Night of the Living Pilgrims

You know, upon spending the afternoon basking in my free bonus holiday from work today thanks to my American based corporation, I was able to reflect today on the nature of their beloved Thanksgiving rituals and traditions. I still have no fucking clue what a "Turduckin" is exactly, but some mysteries like the Mexican El Chupacabra, are just destined to forever remain a mystery

What I instantly realized is that the Pilgrims, the country's founding fathers who stepped off the decks of their ships at Plymouth Rock in 1620, were already wearing the everpopular all-black look with metal buckels and rebelling against popular vital secular culture long before the Goths ever made it cool in the eighties. How fortuitous into world fashion was that?

Back in these early colonial days, Pilgrims were already hip to how cool the whole "dark and mysterious" look was. Not ones to be caught skipping around the maypole with the other Puritan Separtists, the Pilgrims were more prone to hang out by themselves on street corners writing depressing farm poetry or in trendy coffee shops listening to the new Einstuerzende Neubauten albums.
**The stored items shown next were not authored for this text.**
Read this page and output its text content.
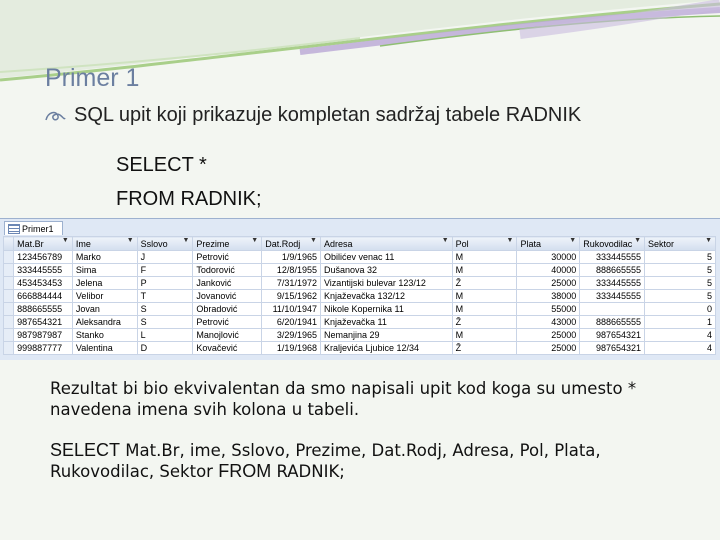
Primer 1
SQL upit koji prikazuje kompletan sadržaj tabele RADNIK
SELECT *
FROM RADNIK;
Primer1
	Mat.Br ▼	Ime ▼	Sslovo ▼	Prezime ▼	Dat.Rodj ▼	Adresa ▼	Pol ▼	Plata ▼	Rukovodilac ▼	Sektor ▼

	123456789	Marko	J	Petrović	1/9/1965	Obilićev venac 11	M	30000	333445555	5
	333445555	Sima	F	Todorović	12/8/1955	Dušanova 32	M	40000	888665555	5
	453453453	Jelena	P	Janković	7/31/1972	Vizantijski bulevar 123/12	Ž	25000	333445555	5
	666884444	Velibor	T	Jovanović	9/15/1962	Knjaževačka 132/12	M	38000	333445555	5
	888665555	Jovan	S	Obradović	11/10/1947	Nikole Kopernika 11	M	55000		0
	987654321	Aleksandra	S	Petrović	6/20/1941	Knjaževačka 11	Ž	43000	888665555	1
	987987987	Stanko	L	Manojlović	3/29/1965	Nemanjina 29	M	25000	987654321	4
	999887777	Valentina	D	Kovačević	1/19/1968	Kraljevića Ljubice 12/34	Ž	25000	987654321	4

Rezultat bi bio ekvivalentan da smo napisali upit kod koga su umesto * navedena imena svih kolona u tabeli.

SELECT Mat.Br, ime, Sslovo, Prezime, Dat.Rodj, Adresa, Pol, Plata, Rukovodilac, Sektor FROM RADNIK;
They lived in a time which accepted fairies and witches, herbal remedies and astrological virtues, seasonal festivals and folklore as real parts of their lives. They looked at the world they lived in not as we do today, through the eyes of Einstein and Freud, but through the folklore of the countryside and academic traditions that stretched back to antiquity. They were both the thorough Protestants of the recent Reformation and the inheritors of the Medieval world picture that infused the imaginations of Shakespeare and Jonson.

In a world like that, how could one not end up with a pale complexion, embracing sexual androgyny and wearing a black trench coat?